Para Genet, solo es bello lo que es verdadero y solo es verdadero aquello que se acerca a la muerte o, más bien, aquello que nos acerca a los muertos. De ahí tal vez la enorme dificultad que tenía para escribir, para encontrar ese tono justo que lo obsesionaba. Así lo confía a su traductor al inglés, Bernard Frechtman: “La sola idea de escribir se me ha vuelto insoportable. Escribir me provoca cada vez más repulsión, no he conseguido aún hacer algo que sea verdadero. Estoy estancado en esta masa de palabras estúpidas. Las críticas más elogiosas no me tranquilizan pues sus autores son unos imbéciles. Sé bien que el tono de voz más verdadero lo alcanzaré cuando hable, cuando escriba para los muertos. Es difícil hacer algo que no sea una mentira ni un subterfugio”.

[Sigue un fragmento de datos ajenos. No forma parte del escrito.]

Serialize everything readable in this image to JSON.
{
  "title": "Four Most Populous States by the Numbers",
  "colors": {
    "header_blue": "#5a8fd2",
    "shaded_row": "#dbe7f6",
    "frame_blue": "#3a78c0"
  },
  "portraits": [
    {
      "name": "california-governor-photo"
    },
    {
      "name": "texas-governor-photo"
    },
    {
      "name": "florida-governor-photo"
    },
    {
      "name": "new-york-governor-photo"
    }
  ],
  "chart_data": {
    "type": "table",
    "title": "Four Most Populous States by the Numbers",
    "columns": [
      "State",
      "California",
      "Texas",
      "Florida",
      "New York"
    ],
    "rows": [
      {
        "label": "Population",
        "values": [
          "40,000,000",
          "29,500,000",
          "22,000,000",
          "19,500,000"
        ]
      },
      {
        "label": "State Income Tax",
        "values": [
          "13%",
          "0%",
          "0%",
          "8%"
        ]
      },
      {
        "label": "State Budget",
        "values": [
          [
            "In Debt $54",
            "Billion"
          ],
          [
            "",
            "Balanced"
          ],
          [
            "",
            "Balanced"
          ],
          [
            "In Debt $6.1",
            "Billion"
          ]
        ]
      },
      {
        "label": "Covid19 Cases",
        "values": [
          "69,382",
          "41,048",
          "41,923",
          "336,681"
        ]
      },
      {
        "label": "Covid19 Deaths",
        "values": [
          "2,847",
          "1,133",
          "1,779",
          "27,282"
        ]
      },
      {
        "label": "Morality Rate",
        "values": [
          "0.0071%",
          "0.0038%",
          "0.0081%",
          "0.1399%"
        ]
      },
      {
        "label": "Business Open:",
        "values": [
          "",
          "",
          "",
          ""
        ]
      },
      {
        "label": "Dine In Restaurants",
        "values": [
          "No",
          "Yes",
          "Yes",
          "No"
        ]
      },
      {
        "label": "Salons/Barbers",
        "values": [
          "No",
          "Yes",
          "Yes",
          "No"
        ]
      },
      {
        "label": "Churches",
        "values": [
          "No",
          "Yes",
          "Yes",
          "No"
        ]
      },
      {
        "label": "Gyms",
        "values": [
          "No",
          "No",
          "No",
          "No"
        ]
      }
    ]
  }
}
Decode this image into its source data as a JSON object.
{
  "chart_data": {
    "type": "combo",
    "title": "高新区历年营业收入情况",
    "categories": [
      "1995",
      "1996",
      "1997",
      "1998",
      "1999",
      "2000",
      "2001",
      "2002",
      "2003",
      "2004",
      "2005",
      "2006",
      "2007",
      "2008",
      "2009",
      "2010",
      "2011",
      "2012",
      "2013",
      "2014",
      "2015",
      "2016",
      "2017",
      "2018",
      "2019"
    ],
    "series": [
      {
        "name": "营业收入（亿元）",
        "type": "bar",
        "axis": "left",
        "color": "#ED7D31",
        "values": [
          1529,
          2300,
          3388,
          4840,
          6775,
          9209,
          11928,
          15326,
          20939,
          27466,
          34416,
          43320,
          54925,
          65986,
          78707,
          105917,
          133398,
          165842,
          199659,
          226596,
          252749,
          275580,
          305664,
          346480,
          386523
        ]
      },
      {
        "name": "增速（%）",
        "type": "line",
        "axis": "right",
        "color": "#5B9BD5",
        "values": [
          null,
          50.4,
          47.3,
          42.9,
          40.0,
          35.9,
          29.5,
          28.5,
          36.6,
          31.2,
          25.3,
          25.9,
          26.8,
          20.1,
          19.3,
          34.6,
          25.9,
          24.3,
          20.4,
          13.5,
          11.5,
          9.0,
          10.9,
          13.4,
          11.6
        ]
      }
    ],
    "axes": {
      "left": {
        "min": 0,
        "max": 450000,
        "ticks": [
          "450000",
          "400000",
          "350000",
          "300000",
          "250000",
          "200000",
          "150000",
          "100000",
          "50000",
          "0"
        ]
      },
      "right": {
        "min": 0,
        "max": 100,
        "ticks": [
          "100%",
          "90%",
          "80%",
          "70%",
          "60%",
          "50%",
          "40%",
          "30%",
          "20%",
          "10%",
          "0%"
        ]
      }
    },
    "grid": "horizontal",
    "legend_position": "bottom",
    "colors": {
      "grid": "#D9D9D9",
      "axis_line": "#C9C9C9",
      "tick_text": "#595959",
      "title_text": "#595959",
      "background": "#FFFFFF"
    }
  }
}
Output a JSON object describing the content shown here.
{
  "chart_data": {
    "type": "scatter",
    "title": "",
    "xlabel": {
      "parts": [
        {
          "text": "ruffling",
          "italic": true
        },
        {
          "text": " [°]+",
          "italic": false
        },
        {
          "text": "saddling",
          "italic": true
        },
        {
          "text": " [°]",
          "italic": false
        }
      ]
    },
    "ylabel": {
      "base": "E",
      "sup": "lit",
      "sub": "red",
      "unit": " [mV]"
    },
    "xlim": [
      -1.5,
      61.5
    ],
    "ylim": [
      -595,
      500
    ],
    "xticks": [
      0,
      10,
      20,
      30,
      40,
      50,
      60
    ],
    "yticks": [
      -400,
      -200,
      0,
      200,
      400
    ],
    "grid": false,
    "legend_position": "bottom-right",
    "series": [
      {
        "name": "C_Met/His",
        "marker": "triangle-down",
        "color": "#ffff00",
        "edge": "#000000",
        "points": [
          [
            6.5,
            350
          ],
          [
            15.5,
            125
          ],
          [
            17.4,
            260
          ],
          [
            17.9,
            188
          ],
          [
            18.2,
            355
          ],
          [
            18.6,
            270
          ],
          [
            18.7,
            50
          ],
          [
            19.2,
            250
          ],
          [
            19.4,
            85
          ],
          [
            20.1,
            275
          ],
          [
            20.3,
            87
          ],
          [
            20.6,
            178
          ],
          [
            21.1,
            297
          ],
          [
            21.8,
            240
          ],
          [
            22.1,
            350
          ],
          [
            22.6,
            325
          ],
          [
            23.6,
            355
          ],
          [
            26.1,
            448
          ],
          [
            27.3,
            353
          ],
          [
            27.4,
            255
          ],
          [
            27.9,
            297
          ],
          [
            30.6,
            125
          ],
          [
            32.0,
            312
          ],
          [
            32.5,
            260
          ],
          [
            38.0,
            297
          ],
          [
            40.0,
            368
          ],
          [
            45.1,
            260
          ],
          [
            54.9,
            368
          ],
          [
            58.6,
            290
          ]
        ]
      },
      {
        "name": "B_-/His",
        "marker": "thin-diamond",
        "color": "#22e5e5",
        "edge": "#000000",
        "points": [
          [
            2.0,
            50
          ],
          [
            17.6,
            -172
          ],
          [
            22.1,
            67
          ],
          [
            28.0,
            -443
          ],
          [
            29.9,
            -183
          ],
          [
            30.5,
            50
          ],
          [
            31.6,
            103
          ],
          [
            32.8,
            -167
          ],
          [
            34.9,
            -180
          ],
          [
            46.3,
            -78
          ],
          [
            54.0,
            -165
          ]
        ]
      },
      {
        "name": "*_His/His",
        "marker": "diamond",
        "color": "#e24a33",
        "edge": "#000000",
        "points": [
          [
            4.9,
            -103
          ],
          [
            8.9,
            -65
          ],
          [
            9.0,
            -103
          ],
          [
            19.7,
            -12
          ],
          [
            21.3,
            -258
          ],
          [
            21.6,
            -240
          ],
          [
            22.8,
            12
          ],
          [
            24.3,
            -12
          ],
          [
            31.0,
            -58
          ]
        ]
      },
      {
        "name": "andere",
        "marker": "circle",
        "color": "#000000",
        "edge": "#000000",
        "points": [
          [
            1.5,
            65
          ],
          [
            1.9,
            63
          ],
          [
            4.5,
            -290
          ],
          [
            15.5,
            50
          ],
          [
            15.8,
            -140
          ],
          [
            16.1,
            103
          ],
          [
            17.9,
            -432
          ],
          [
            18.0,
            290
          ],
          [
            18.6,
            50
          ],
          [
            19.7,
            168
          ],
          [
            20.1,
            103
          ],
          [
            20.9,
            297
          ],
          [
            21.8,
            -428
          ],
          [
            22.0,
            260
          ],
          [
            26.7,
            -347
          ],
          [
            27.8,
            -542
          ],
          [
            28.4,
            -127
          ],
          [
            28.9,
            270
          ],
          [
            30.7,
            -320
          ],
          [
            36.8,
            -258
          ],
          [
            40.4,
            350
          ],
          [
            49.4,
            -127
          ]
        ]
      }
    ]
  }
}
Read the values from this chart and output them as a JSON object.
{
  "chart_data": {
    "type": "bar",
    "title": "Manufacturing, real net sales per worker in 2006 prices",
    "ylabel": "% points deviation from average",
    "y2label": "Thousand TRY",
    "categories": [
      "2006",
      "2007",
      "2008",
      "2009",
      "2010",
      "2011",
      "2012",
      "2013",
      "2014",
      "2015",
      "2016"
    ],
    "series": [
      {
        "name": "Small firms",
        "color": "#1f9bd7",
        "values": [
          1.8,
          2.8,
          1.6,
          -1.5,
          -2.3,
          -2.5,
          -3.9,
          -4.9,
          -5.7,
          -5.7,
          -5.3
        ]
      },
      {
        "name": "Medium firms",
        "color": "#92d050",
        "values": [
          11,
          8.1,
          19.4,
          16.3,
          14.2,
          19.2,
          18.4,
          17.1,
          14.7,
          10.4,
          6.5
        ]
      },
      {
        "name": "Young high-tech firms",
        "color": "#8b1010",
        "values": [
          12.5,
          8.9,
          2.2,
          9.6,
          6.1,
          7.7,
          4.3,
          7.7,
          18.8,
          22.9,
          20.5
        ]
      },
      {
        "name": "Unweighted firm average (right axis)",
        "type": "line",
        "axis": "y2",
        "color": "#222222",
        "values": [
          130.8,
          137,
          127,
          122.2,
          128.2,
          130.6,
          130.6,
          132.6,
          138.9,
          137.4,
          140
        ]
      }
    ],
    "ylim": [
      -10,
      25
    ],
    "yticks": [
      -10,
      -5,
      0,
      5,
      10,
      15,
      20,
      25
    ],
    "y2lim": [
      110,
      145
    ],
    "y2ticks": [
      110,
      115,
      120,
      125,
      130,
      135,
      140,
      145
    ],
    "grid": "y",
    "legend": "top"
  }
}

Escribir no es un acto inofensivo, sin consecuencias, cuando se busca acercarse a los muertos o más aún dirigirse a ellos: “No, no, la obra de arte no se destina a las generaciones infantes. Se ofrece al innumerable pueblo de los muertos. Que la aprueban. O la rechazan”, afirmó Genet. Esta exigencia a la que, según él, toda obra verdadera debe plegarse, atraviesa cada uno de sus escritos: desde los primeros como El condenado a muerte y Nuestra Señora de las Flores hasta Un cautivo enamorado, que dedica a esos muertos, jóvenes delincuentes, asesinos, resistentes, inmigrados, que fueron sus amantes y a quienes lo ligaba una fidelidad que trascendía la muerte.

Ampliamente conocido por su gusto por la traición, Genet se mantuvo sin embargo fiel a sus muertos, negándose a todo trabajo del duelo, a todo pacto con el llamado principio de realidad que su elaboración restablece: “Todo debe reunirse para hacer estallar lo que nos separa de los muertos. Hacerlo todo para que tengamos la sensación de haber trabajado por ellos y haberlo conseguido”. Acercarse a los muertos implica separarse de manera aún más radical del lector — que designa con ese usted, marca de su estilo, con el que nos pone a distancia sin cesar—. Manera extrema de rechazar el mundo que por su condición de bastardo lo marginó: “Habiendo sido abandonado por mi familia, me parece en sí natural agravar esto mediante el amor por los hombres y este amor por el robo y el robo por el crimen o la complacencia en el crimen. Así repudiaba yo con decisión un mundo que me había repudiado”.

La fuerza de la escritura de Jean Genet reside en su manera de situar la escritura ahí donde el peligro de la significación surge, donde la línea de la frase —que es también línea de vida— puede romperse. Reside en esa manera tan suya de llevar la literatura al desierto, exponiéndose, deshaciéndose de todas sus certidumbres: “Poner al abrigo todas las imágenes del lenguaje y recurrir a ellas, [pues] están en el desierto, adonde hay que ir a buscarlas”.